Elilenthini Sethukavalar

Personal information
- Born: 4 April 1995 (age 31) Jaffna, Sri Lanka
- Occupation(s): netball player, employee
- Height: 1.96 m (6 ft 5 in)

Netball career
- Playing position(s): GK, GS

Medal record
Representing Sri Lanka
Asian Netball Championship
| Silver medal – second place | 2012 Colombo | Netball |
| Silver medal – second place | 2014 Singapore | Netball |
| Silver medal – second place | 2016 Thailand | Netball |
| Gold medal – first place | 2018 Singapore | Netball |

= Elilenthini Sethukavalar =

Sri Lankan netball player (born 1995)

Elilenthini Sethukavalar also spelled as Elilenthinie Sethukavalar also simply known as Elil Sethukavalar (born 4 April 1995) is a Sri Lankan netball player represents Sri Lankan netball team in international netball tournaments and also works as an employee at Citizens Development Business Finance.

== Career ==
She started playing netball in 2013 and her height standing at 196 cm tall, caught the eyes of the selectors which helped her to storm into the national side in 2018. She also became the second player after Tharjini Sivalingam from Jaffna to represent Sri Lanka in international netball.
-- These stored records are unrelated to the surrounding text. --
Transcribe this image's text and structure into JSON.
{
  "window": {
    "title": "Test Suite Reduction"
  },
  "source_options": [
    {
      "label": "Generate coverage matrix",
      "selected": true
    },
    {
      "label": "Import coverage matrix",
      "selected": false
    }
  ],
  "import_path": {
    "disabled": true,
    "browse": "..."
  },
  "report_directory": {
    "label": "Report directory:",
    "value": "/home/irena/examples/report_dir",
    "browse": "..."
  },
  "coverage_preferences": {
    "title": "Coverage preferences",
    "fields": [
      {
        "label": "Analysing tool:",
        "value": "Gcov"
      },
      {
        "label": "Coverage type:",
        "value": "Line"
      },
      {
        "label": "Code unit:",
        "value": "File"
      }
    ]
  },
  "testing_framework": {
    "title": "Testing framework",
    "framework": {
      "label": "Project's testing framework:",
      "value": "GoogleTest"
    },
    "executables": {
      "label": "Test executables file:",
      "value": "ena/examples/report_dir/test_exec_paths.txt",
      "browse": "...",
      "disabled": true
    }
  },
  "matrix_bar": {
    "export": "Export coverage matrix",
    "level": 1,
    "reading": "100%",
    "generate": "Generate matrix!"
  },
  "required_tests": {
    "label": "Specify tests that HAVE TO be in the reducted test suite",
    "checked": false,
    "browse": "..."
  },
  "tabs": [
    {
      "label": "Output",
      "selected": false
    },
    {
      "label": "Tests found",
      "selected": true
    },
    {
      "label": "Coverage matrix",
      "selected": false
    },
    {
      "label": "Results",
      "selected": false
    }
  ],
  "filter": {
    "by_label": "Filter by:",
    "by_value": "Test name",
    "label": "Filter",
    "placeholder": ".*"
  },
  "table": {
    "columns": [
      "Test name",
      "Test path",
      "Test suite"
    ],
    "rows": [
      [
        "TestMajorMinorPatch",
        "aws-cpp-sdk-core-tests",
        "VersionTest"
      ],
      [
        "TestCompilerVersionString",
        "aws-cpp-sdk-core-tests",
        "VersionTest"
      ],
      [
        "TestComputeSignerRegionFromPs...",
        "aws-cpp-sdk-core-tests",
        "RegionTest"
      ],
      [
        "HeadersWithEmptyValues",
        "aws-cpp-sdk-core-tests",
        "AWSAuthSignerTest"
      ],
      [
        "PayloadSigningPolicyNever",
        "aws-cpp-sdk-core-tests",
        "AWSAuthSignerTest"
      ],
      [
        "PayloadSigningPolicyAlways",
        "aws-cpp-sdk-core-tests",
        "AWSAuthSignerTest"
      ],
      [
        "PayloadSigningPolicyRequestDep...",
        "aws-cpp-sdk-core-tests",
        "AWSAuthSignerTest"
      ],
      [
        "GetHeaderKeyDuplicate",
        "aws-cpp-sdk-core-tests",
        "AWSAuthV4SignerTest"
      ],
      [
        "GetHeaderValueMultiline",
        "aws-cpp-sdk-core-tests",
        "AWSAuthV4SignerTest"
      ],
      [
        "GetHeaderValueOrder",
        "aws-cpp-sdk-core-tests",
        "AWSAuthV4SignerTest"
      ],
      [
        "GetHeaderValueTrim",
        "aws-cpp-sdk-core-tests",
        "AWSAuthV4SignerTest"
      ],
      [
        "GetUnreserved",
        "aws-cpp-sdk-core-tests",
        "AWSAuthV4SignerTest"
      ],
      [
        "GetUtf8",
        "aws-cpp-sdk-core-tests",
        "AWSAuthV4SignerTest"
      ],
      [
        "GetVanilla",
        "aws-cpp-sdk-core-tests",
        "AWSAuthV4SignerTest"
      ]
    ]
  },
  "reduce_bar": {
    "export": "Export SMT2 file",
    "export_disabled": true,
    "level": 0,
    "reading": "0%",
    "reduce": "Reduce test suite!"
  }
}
Elilenthini made her international debut at the 2018 Asian Netball Championships and was a key member of the Sri Lankan contingent which emerged as champions during the tournament beating Singapore 69-50 in the final, which also marked Sri Lanka's first Asian Netball Championships triumph since 2009. She also represented Sri Lanka at the 2019 Netball World Cup, which was also her first World Cup tournament.